Lasker–Noether Theorem

Every ideal in a Noetherian ring admits a finite primary decomposition.

Lasker–Noether Theorem

Statement

Let $R$ be a Noetherian ring and $I\subseteq R$ an ideal . Then there exist primary ideals $Q_1,\dots,Q_r$ such that

I = Q_1 \cap \cdots \cap Q_r.

Moreover, for each $i$ , the radical $\sqrt{Q_i}$ is a prime ideal :

\sqrt{Q_i} \text{ is prime.}

This is the existence of primary decomposition in Noetherian rings.
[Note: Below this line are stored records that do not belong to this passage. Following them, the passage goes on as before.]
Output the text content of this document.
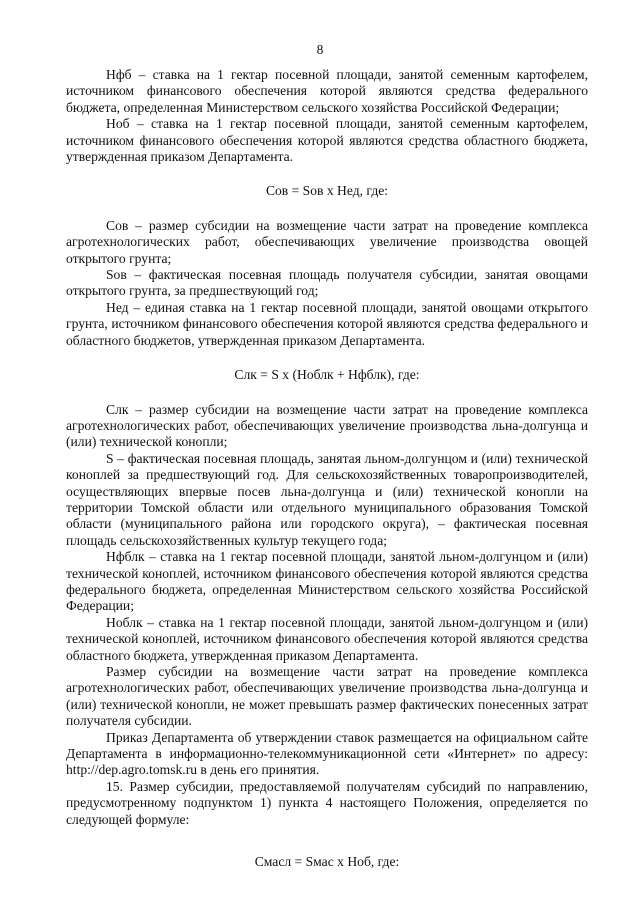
8

Нфб – ставка на 1 гектар посевной площади, занятой семенным картофелем, источником финансового обеспечения которой являются средства федерального бюджета, определенная Министерством сельского хозяйства Российской Федерации;

Ноб – ставка на 1 гектар посевной площади, занятой семенным картофелем, источником финансового обеспечения которой являются средства областного бюджета, утвержденная приказом Департамента.

Сов = Sов х Нед, где:

Сов – размер субсидии на возмещение части затрат на проведение комплекса агротехнологических работ, обеспечивающих увеличение производства овощей открытого грунта;

Sов – фактическая посевная площадь получателя субсидии, занятая овощами открытого грунта, за предшествующий год;

Нед – единая ставка на 1 гектар посевной площади, занятой овощами открытого грунта, источником финансового обеспечения которой являются средства федерального и областного бюджетов, утвержденная приказом Департамента.

Слк = S х (Ноблк + Нфблк), где:

Слк – размер субсидии на возмещение части затрат на проведение комплекса агротехнологических работ, обеспечивающих увеличение производства льна-долгунца и (или) технической конопли;

S – фактическая посевная площадь, занятая льном-долгунцом и (или) технической коноплей за предшествующий год. Для сельскохозяйственных товаропроизводителей, осуществляющих впервые посев льна-долгунца и (или) технической конопли на территории Томской области или отдельного муниципального образования Томской области (муниципального района или городского округа), – фактическая посевная площадь сельскохозяйственных культур текущего года;

Нфблк – ставка на 1 гектар посевной площади, занятой льном-долгунцом и (или) технической коноплей, источником финансового обеспечения которой являются средства федерального бюджета, определенная Министерством сельского хозяйства Российской Федерации;

Ноблк – ставка на 1 гектар посевной площади, занятой льном-долгунцом и (или) технической коноплей, источником финансового обеспечения которой являются средства областного бюджета, утвержденная приказом Департамента.

Размер субсидии на возмещение части затрат на проведение комплекса агротехнологических работ, обеспечивающих увеличение производства льна-долгунца и (или) технической конопли, не может превышать размер фактических понесенных затрат получателя субсидии.

Приказ Департамента об утверждении ставок размещается на официальном сайте Департамента в информационно-телекоммуникационной сети «Интернет» по адресу: http://dep.agro.tomsk.ru в день его принятия.

15. Размер субсидии, предоставляемой получателям субсидий по направлению, предусмотренному подпунктом 1) пункта 4 настоящего Положения, определяется по следующей формуле:

Смасл = Sмас х Ноб, где:
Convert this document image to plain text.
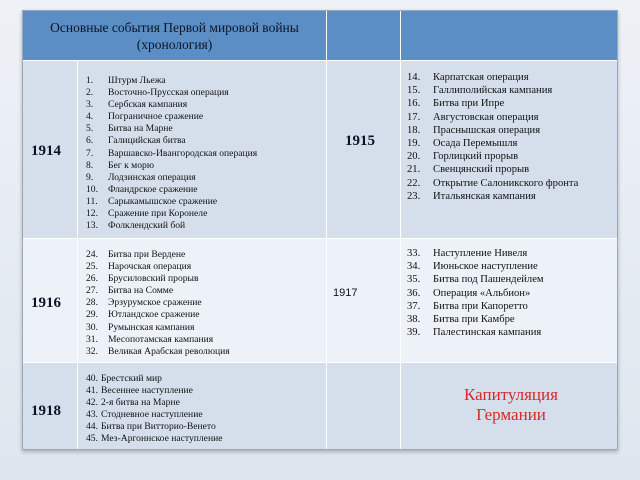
Основные события Первой мировой войны (хронология)
1914
1916
1918
1. Штурм Льежа
2. Восточно-Прусская операция
3. Сербская кампания
4. Пограничное сражение
5. Битва на Марне
6. Галицийская битва
7. Варшавско-Ивангородская операция
8. Бег к морю
9. Лодзинская операция
10. Фландрское сражение
11. Сарыкамышское сражение
12. Сражение при Коронеле
13. Фолклендский бой
24. Битва при Вердене
25. Нарочская операция
26. Брусиловский прорыв
27. Битва на Сомме
28. Эрзурумское сражение
29. Ютландское сражение
30. Румынская кампания
31. Месопотамская кампания
32. Великая Арабская революция
40. Брестский мир
41. Весеннее наступление
42. 2-я битва на Марне
43. Стодневное наступление
44. Битва при Витторио-Венето
45. Мез-Аргоннское наступление
1915
1917
14. Карпатская операция
15. Галлиполийская кампания
16. Битва при Ипре
17. Августовская операция
18. Праснышская операция
19. Осада Перемышля
20. Горлицкий прорыв
21. Свенцянский прорыв
22. Открытие Салоникского фронта
23. Итальянская кампания
33. Наступление Нивеля
34. Июньское наступление
35. Битва под Пашендейлем
36. Операция «Альбион»
37. Битва при Капоретто
38. Битва при Камбре
39. Палестинская кампания
Капитуляция Германии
Squarefree monomial ideal.
In $R=k[x,y]$ ,
$(xy) = (x)\cap (y).$
Both $(x)$ and $(y)$ are prime, hence primary, so this is a primary decomposition.
A non-prime primary component appears.
In $R=k[x,y]$ ,
$(x^2,xy) = (x)\cap (x^2,y).$
Here $(x)$ is prime. The ideal $(x^2,y)$ is $(x,y)$ -primary because $\sqrt{(x^2,y)}=(x,y)$ is maximal (hence prime), and powers of $(x,y)$ control nilpotence mod $(x^2,y)$ .
Integers (PID case).
In $R=\mathbb Z$ ,
$(12) = (4)\cap (3).$
The ideal $(4)$ is $(2)$ -primary and $(3)$ is $(3)$ -primary (indeed prime), giving a primary decomposition of $(12)$ .